I wouldn’t have believed it before starting the project, but printing a cover note caused more problems than any other area. VB does have simple reporting facility but I found it cumbersome and could not get it to deal with multiple tables in one report. Broker Direct had a spare licence for Crystal Reports, which I decided to integrate into the system.

Crystal Reports was relatively straightforward to use. It could pull the required fields in from the Access Database using DAO or ADO and printed without a problem on my machine. However when I tested the system elsewhere, I encountered numerous mind-boggling problems. It would print on one Windows 95 machine but not another. It would do the same with XP. I persevered with it for about three weeks (bearing in mind this was mainly weekends and evenings) and was eventually thrown a lifeline by my cousin, Graham Allmendinger, an experienced VB developer. He had encountered a similar problem and was now using Active Reports from Data Dynamics. Broker Direct approved the purchase and I acquired a copy. Active Reports was very straightforward to use with excellent help and example files included. The report worked first time across all platforms without any problems, which was a relief.

The version of the system that resides at Broker Direct must assimilate the data that is received from the 1200 brokers with the Broker version of the system. The routine was straightforward to build as it simply the opposite of the routine that was developed to produce the Cover Note.

Neil Davidson, Internal Systems Manager at Broker Direct, developed a separate routine to extract the text files from the MS Exchange Server and copy them to the program folder. The Cover Note system then reads the contents of each file and strips out the delimited fields before creating a DAO Recordset and creating a new record for them in the ‘Master’ Database.

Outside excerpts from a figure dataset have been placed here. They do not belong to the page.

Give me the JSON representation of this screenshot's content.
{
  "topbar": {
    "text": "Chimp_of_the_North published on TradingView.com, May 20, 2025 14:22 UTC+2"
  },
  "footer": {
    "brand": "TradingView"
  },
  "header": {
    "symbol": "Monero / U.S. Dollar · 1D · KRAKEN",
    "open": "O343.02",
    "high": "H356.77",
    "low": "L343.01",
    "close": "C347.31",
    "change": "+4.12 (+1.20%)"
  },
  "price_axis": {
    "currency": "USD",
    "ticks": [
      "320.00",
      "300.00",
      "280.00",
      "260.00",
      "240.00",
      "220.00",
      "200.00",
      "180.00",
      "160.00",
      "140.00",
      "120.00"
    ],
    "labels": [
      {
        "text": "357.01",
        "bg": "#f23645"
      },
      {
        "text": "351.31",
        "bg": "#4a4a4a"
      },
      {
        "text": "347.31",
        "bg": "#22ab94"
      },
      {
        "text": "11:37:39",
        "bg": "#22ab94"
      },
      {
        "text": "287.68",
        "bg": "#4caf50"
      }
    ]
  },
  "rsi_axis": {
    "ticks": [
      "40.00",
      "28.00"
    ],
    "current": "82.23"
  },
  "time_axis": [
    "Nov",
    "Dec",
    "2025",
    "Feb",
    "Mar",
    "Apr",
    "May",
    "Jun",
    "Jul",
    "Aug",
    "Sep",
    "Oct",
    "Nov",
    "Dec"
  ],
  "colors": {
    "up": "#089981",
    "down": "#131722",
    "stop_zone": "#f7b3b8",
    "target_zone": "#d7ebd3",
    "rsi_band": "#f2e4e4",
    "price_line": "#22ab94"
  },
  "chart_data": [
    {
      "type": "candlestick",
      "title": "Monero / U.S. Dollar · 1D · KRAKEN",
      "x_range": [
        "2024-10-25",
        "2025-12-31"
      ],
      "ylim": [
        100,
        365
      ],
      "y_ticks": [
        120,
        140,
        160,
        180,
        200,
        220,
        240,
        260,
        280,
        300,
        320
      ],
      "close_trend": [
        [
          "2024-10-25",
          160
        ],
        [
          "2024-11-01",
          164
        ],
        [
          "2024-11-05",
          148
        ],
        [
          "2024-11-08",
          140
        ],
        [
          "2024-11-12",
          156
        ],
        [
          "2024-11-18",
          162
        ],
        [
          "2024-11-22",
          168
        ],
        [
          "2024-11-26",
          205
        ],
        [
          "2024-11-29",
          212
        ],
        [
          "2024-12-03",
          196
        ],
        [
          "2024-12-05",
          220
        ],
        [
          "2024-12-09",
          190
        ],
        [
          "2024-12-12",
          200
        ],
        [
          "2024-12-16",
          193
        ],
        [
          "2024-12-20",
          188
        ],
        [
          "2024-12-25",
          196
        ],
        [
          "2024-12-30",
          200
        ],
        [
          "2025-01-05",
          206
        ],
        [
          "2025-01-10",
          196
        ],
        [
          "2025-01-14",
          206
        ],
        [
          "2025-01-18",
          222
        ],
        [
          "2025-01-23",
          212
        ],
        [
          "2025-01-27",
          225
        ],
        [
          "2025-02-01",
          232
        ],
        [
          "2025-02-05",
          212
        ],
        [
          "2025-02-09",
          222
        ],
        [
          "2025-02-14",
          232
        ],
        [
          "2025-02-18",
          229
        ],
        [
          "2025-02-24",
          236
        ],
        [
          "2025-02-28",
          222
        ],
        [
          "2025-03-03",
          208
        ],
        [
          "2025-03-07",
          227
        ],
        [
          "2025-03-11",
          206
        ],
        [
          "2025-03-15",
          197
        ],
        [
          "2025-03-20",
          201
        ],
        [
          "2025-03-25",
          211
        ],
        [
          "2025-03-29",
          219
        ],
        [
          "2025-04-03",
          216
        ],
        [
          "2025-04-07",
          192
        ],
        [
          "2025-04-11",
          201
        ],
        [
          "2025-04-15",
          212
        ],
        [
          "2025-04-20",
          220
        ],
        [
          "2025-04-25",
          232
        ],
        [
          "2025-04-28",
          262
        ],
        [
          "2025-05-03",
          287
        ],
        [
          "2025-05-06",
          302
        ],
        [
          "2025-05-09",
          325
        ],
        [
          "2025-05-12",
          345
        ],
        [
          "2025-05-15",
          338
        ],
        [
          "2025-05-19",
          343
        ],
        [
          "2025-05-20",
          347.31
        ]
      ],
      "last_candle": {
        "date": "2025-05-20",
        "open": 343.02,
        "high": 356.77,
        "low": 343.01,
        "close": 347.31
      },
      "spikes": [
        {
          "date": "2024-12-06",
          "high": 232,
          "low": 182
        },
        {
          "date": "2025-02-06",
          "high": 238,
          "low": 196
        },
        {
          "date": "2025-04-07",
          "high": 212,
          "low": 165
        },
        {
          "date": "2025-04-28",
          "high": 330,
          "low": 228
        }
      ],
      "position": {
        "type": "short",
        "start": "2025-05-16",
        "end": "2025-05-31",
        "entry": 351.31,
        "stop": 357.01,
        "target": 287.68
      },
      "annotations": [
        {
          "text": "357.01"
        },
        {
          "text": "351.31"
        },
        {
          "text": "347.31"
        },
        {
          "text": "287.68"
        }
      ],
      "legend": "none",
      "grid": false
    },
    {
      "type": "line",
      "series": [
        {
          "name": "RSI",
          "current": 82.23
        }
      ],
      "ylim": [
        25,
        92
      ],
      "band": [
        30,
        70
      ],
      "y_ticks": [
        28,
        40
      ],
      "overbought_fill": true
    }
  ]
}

Broker Direct are rolling out the system in stages so as not to overwhelm the staff that are now responsible for the system. There are currently 160 users of the system and 350 Cover Notes have been received.

Lincoln’s Software Development Degree provided the building blocks for me to put this project together from planning through research, specification, design implementation and finally testing. Although I had to learn to use VB6 in my own time, the fundamental programming education was invaluable. Data types, data integrity, set theory, predicate logic, database theory and good programming practice all came together. When I was learning the theory I could not always see the benefits, but in context it was blatantly apparent how these fundamentals were of vital importance.

As luck would have it, I received my Degree results as I was writing this article and am pleased to say that I have been awarded a 2:1 degree in Computing Software Engineering. Not bad, when I think back to the birth of my second child, my wedding, moving house and working full-time throughout the five years that I studied.

I would like to thank my lecturers Kevin Jacques, Linda Hitchin, Phil Richardson and Chris Coulson, who were enthusiastic, organised, patient and above all excellent communicators.